The treaty affected Dene, Slavey, Gwich'in, and allied nations through land cessions, shifts in subsistence patterns, and exposure to settlers, traders, and mission schools tied to the Roman Catholic Church and Anglican Church of Canada. Economic change involved interactions with the Hudson's Bay Company, wage labor on railway and mine projects like those later connected to the Con Mine and northern prospecting ventures, and the imposition of federal policies that altered traditional governance structures, drawn into the administrative frameworks of the Department of Indian Affairs and Northern Development and supervised by Indian agents and Royal Canadian Mounted Police detachments. Social impacts included contested interpretations of promised education and health services that implicated institutions such as mission hospitals and later provincial health authorities.

Treaty interpretations generated litigation and political debate culminating in cases before the Supreme Court of Canada and reference questions in the Federal Court of Canada, with claimants relying on oral histories, treaty records, and documents held in the Library and Archives Canada to assert continuing rights and title.

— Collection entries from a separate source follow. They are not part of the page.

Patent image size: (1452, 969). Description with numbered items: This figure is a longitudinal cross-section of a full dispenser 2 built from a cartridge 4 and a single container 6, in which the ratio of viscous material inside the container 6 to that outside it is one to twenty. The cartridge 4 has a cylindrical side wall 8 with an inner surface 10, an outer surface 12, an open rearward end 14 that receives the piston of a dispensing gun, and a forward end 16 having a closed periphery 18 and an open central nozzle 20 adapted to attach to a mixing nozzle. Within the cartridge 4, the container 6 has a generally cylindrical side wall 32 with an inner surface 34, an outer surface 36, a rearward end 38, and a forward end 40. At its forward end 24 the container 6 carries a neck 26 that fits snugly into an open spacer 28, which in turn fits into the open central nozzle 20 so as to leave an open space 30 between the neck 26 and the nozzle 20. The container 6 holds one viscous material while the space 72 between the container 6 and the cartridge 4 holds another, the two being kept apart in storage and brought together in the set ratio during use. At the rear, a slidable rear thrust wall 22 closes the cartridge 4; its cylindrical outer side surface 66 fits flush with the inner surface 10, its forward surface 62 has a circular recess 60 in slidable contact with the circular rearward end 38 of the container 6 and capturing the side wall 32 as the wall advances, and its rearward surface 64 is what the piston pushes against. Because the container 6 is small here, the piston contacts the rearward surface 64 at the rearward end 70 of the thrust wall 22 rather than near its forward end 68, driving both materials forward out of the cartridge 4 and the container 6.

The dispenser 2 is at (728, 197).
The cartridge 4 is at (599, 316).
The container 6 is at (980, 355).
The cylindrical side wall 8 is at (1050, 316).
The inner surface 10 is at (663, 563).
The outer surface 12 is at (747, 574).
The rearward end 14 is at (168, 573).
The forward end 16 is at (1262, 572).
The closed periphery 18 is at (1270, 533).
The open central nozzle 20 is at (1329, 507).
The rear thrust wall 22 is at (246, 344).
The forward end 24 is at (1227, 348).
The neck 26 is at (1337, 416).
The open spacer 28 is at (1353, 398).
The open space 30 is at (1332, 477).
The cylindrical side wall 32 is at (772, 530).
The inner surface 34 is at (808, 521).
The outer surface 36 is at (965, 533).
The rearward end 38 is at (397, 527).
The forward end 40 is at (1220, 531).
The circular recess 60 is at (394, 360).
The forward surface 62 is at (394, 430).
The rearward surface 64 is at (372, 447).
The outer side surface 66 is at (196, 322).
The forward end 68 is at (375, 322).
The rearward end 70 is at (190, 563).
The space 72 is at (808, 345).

Landmark decisions and negotiations involving the Assembly of First Nations, regional organizations like the Dene Nation, and modern treaty processes such as those overseen by the Inuvialuit Final Agreement framework influenced settlements, self-government accords, and impact and benefit agreements with corporations like Imperial Oil and regulatory bodies including the National Energy Board. The legacy endures in contemporary debates in the House of Commons of Canada and among Indigenous governments over resource royalties, land management, and reconciliation initiatives championed by actors including the Truth and Reconciliation Commission of Canada and commissioners tasked with implementing recommendations through federal policy reform.